First of all, I want to say I'm sorry that I'm not quite taking this topic seriously. I am saying it. I don't really feel sorry, 'cause it's actually kinda fun, but I'm guessing it's the polite thing to say, anyway.
Sorry about that.
Let me have another go.
In 3E big dragons can have natural armour bonuses of +30 or more. Suppose we relabelled them as "level adjustment" bonuses - would 3E become, in actual play, any less simulationist?
It wouldn't be meaningfully less susceptible to rules-as-laws-of-physics, no (since my point wasn't that it was simulationist, but that it presented rules in such a way that it might seem natural to use them to define the fiction: rules-as-laws-of-physics). It might mess with Touch AC, depending on how it was defined, too...
My contention is no, it wouldn't, because natural armour doesn't actually mean anything in the fiction.
It means the critter is harder to hit with attacks that target AC (like fighters - I mean swords), but not any harder to hit with Touch attacks. Not any harder to hit with Vampiric Touch means something in the fiction. 'Ouch' or 'Ahhhh' depending on which side of the spell formulae you're on.
That's the point of my reference to 4e. In 4e, monsters have a level adjustment bonus to AC.
They /just/ had an AC. It wasn't broken down into components so you could strip it down to Touch AC, Flat-footed AC, Shieldless AC, Non-Corporeal-Touch-Attack-AC, Flat-Footed-Shieldless-Non-Corporeal-Touch-AC, etc...
Which, yeah, maybe a little bit less prone to rules-as-laws-of-physics. Maybe. It is pretty arbitrary.
Suppose we relabelled that as a "natural armour" bonus? Would that make 4e into a more simulationist game? Again, I don't see how it would.
Just re-labeling all of it's AC from AC to Natural AC, no, I don't see it, either. Breaking it down so certain attacks would be much more likely to hit than others - to and past the point of overwhelming the randomness of the d20, though, that could do it.
You're treating the characters as though they are fictional characters in a story, rather than real people in a real world.
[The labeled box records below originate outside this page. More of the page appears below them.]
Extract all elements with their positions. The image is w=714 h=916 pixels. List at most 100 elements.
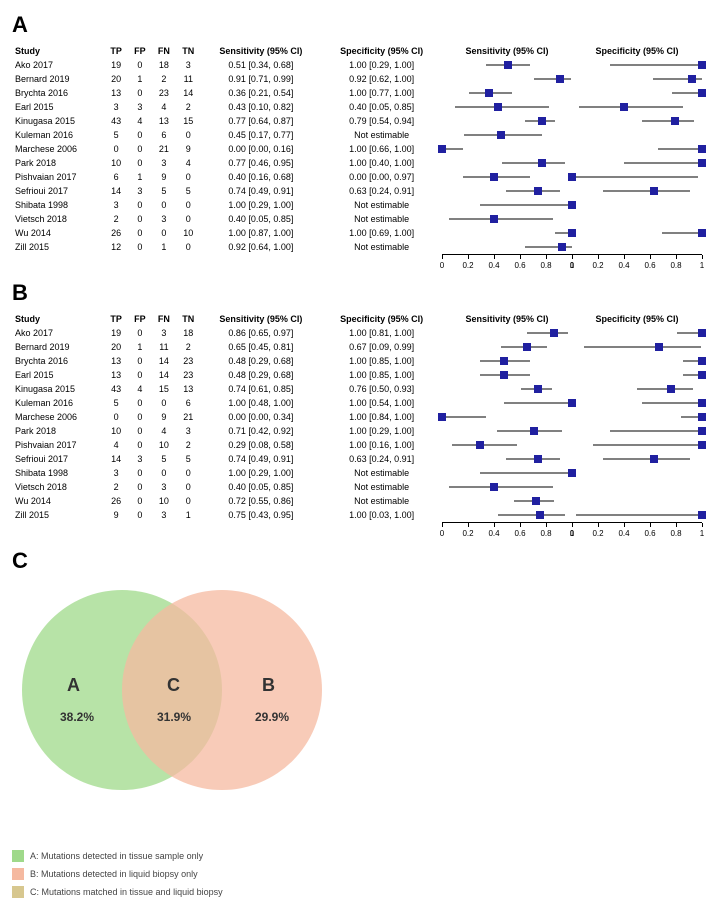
forest-plot-cell xyxy=(442,156,572,170)
venn-diagram: A C B 38.2% 31.9% 29.9% xyxy=(12,580,332,840)
forest-plot-cell xyxy=(572,508,702,522)
table-row: Vietsch 201820300.40 [0.05, 0.85]Not est… xyxy=(12,480,702,494)
col-header: Study xyxy=(12,312,104,326)
forest-plot-cell xyxy=(442,198,572,212)
forest-plot-cell xyxy=(572,410,702,424)
forest-plot-cell xyxy=(442,72,572,86)
legend-swatch xyxy=(12,850,24,862)
forest-plot-cell xyxy=(572,100,702,114)
forest-plot-cell xyxy=(442,184,572,198)
legend-text: B: Mutations detected in liquid biopsy o… xyxy=(30,869,198,879)
legend-swatch xyxy=(12,886,24,898)
venn-label-c: C xyxy=(167,675,180,696)
forest-plot-cell xyxy=(442,170,572,184)
venn-label-a: A xyxy=(67,675,80,696)
col-header: Specificity (95% CI) xyxy=(572,44,702,58)
col-header: Sensitivity (95% CI) xyxy=(201,44,322,58)
forest-plot-cell xyxy=(572,170,702,184)
forest-plot-cell xyxy=(442,438,572,452)
forest-plot-cell xyxy=(572,452,702,466)
col-header: FP xyxy=(128,312,152,326)
forest-plot-cell xyxy=(442,212,572,226)
forest-table-b: StudyTPFPFNTNSensitivity (95% CI)Specifi… xyxy=(12,312,702,540)
panel-b-label: B xyxy=(12,280,702,306)
col-header: Sensitivity (95% CI) xyxy=(201,312,322,326)
forest-plot-cell xyxy=(572,212,702,226)
forest-plot-cell xyxy=(442,480,572,494)
forest-plot-cell xyxy=(572,86,702,100)
forest-plot-cell xyxy=(572,466,702,480)
forest-plot-cell xyxy=(572,72,702,86)
forest-plot-cell xyxy=(442,424,572,438)
col-header: Sensitivity (95% CI) xyxy=(442,44,572,58)
venn-label-b: B xyxy=(262,675,275,696)
forest-plot-cell xyxy=(572,340,702,354)
forest-plot-cell xyxy=(572,494,702,508)
table-row: Earl 201533420.43 [0.10, 0.82]0.40 [0.05… xyxy=(12,100,702,114)
table-row: Sefrioui 2017143550.74 [0.49, 0.91]0.63 … xyxy=(12,184,702,198)
venn-pct-a: 38.2% xyxy=(60,710,94,724)
panel-c-label: C xyxy=(12,548,702,574)
forest-plot-cell xyxy=(572,184,702,198)
table-row: Zill 201590310.75 [0.43, 0.95]1.00 [0.03… xyxy=(12,508,702,522)
forest-plot-cell xyxy=(572,396,702,410)
table-row: Wu 20142601000.72 [0.55, 0.86]Not estima… xyxy=(12,494,702,508)
col-header: Specificity (95% CI) xyxy=(321,44,442,58)
col-header: TP xyxy=(104,312,128,326)
legend-item: A: Mutations detected in tissue sample o… xyxy=(12,850,702,862)
forest-plot-cell xyxy=(572,326,702,340)
forest-plot-cell xyxy=(572,142,702,156)
table-row: Park 2018100340.77 [0.46, 0.95]1.00 [0.4… xyxy=(12,156,702,170)
forest-plot-cell xyxy=(572,424,702,438)
legend-text: C: Mutations matched in tissue and liqui… xyxy=(30,887,223,897)
venn-circle-b xyxy=(122,590,322,790)
forest-plot-cell xyxy=(442,142,572,156)
venn-legend: A: Mutations detected in tissue sample o… xyxy=(12,850,702,898)
forest-plot-cell xyxy=(572,368,702,382)
table-row: Marchese 2006009210.00 [0.00, 0.34]1.00 … xyxy=(12,410,702,424)
forest-plot-cell xyxy=(442,368,572,382)
col-header: Specificity (95% CI) xyxy=(572,312,702,326)
table-row: Wu 20142600101.00 [0.87, 1.00]1.00 [0.69… xyxy=(12,226,702,240)
forest-plot-cell xyxy=(442,100,572,114)
table-row: Bernard 20192012110.91 [0.71, 0.99]0.92 … xyxy=(12,72,702,86)
table-row: Sefrioui 2017143550.74 [0.49, 0.91]0.63 … xyxy=(12,452,702,466)
table-row: Pishvaian 2017401020.29 [0.08, 0.58]1.00… xyxy=(12,438,702,452)
panel-a-label: A xyxy=(12,12,702,38)
forest-plot-cell xyxy=(572,128,702,142)
forest-plot-cell xyxy=(442,326,572,340)
forest-plot-cell xyxy=(442,508,572,522)
forest-plot-cell xyxy=(442,58,572,72)
table-row: Brychta 201613023140.36 [0.21, 0.54]1.00… xyxy=(12,86,702,100)
table-row: Brychta 201613014230.48 [0.29, 0.68]1.00… xyxy=(12,354,702,368)
forest-plot-cell xyxy=(442,240,572,254)
forest-plot-cell xyxy=(442,226,572,240)
forest-plot-cell xyxy=(572,438,702,452)
forest-plot-cell xyxy=(442,466,572,480)
forest-plot-cell xyxy=(442,86,572,100)
forest-plot-cell xyxy=(442,410,572,424)
table-row: Bernard 20192011120.65 [0.45, 0.81]0.67 … xyxy=(12,340,702,354)
table-row: Kuleman 201650061.00 [0.48, 1.00]1.00 [0… xyxy=(12,396,702,410)
table-row: Kuleman 201650600.45 [0.17, 0.77]Not est… xyxy=(12,128,702,142)
col-header: Sensitivity (95% CI) xyxy=(442,312,572,326)
table-row: Shibata 199830001.00 [0.29, 1.00]Not est… xyxy=(12,198,702,212)
forest-plot-cell xyxy=(442,494,572,508)
table-row: Shibata 199830001.00 [0.29, 1.00]Not est… xyxy=(12,466,702,480)
forest-plot-cell xyxy=(442,340,572,354)
table-row: Earl 201513014230.48 [0.29, 0.68]1.00 [0… xyxy=(12,368,702,382)
table-row: Park 2018100430.71 [0.42, 0.92]1.00 [0.2… xyxy=(12,424,702,438)
table-row: Pishvaian 201761900.40 [0.16, 0.68]0.00 … xyxy=(12,170,702,184)
forest-plot-cell xyxy=(572,58,702,72)
col-header: TN xyxy=(176,312,200,326)
forest-plot-cell xyxy=(572,226,702,240)
forest-plot-cell xyxy=(572,354,702,368)
table-row: Vietsch 201820300.40 [0.05, 0.85]Not est… xyxy=(12,212,702,226)
table-row: Ako 20171903180.86 [0.65, 0.97]1.00 [0.8… xyxy=(12,326,702,340)
forest-plot-cell xyxy=(572,156,702,170)
table-row: Kinugasa 201543413150.77 [0.64, 0.87]0.7… xyxy=(12,114,702,128)
col-header: FN xyxy=(152,312,176,326)
col-header: FP xyxy=(128,44,152,58)
forest-plot-cell xyxy=(572,198,702,212)
legend-item: B: Mutations detected in liquid biopsy o… xyxy=(12,868,702,880)
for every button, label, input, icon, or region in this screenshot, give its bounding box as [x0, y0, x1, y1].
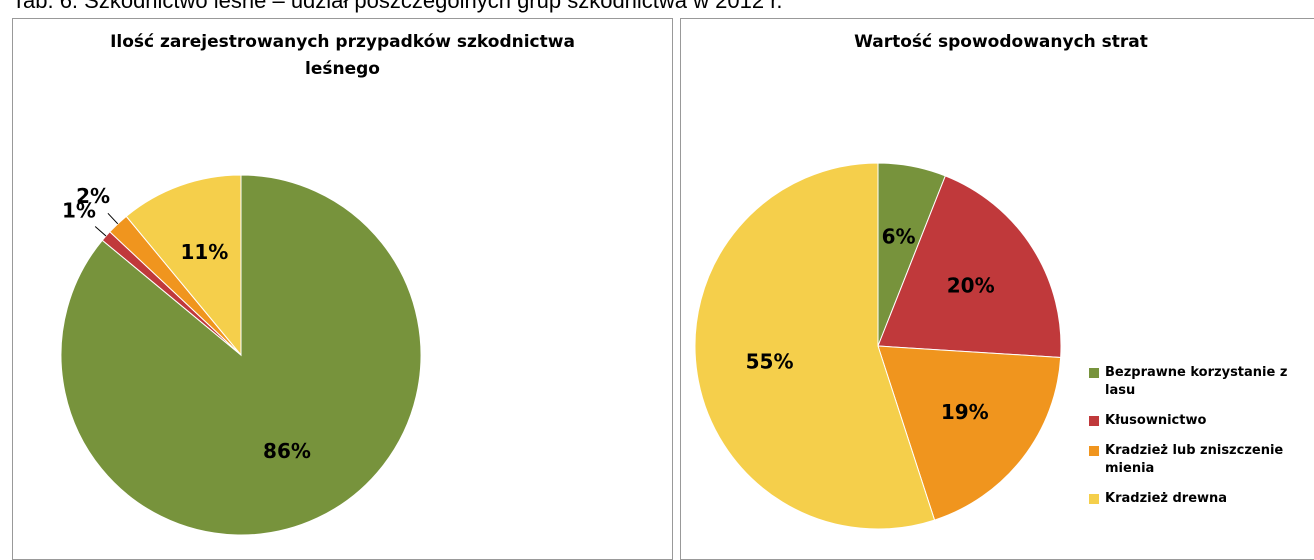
legend-item: Kradzież lub zniszczenie mienia [1089, 442, 1289, 478]
legend-swatch [1089, 446, 1099, 456]
chart-panel: Wartość spowodowanych strat 6% 20% 19% 55% … [680, 18, 1314, 560]
chart: 86% 1%2% 11% [60, 174, 422, 536]
data-label: 11% [180, 240, 228, 264]
leader-line [94, 226, 107, 237]
chart: 6% 20% 19% 55% [694, 162, 1062, 530]
data-label: 20% [947, 274, 995, 298]
leader-line [107, 212, 119, 225]
pie-slice [125, 174, 242, 357]
legend-item: Bezprawne korzystanie z lasu [1089, 364, 1289, 400]
legend-label: Kłusownictwo [1105, 413, 1207, 428]
chart-panel: Ilość zarejestrowanych przypadków szkodn… [12, 18, 673, 560]
data-label: 55% [746, 350, 794, 374]
legend-label: Kradzież drewna [1105, 491, 1228, 506]
data-label: 2% [76, 184, 110, 208]
pie-slice [877, 345, 1062, 521]
legend-swatch [1089, 416, 1099, 426]
chart-title: Ilość zarejestrowanych przypadków szkodn… [110, 32, 575, 79]
data-label: 19% [941, 400, 989, 424]
data-label: 86% [263, 439, 311, 463]
data-label: 6% [882, 225, 916, 249]
legend-item: Kłusownictwo [1089, 412, 1289, 430]
pie-slice [60, 174, 422, 536]
legend-swatch [1089, 494, 1099, 504]
legend-item: Kradzież drewna [1089, 490, 1289, 508]
pie-slice [877, 175, 1062, 359]
pie-slice [694, 162, 936, 530]
legend-label: Bezprawne korzystanie z lasu [1105, 365, 1288, 398]
legend-label: Kradzież lub zniszczenie mienia [1105, 443, 1284, 476]
caption: Tab. 6. Szkodnictwo leśne – udział poszc… [12, 0, 783, 13]
chart-title: Wartość spowodowanych strat [854, 32, 1148, 52]
legend: Bezprawne korzystanie z lasu Kłusownictwo… [1089, 364, 1289, 520]
data-label: 1% [62, 199, 96, 223]
legend-swatch [1089, 368, 1099, 378]
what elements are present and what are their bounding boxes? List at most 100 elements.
It's treating the PCs as though they were PCs in an RPG.
Because that's exactly what they are.
Real people, even in a fantasy world where the gods are real, wouldn't have to deal with the shenanigans of a malevolent outsider bent on making their lives interesting.
Unless there was a malevolent outsider bent on doing so. Which, in could well be the case. The DM & Players could even literally /be/ those entities. In the every creative act creates a quantum reality trope. Or if the DM said so. It's his setting, afterall.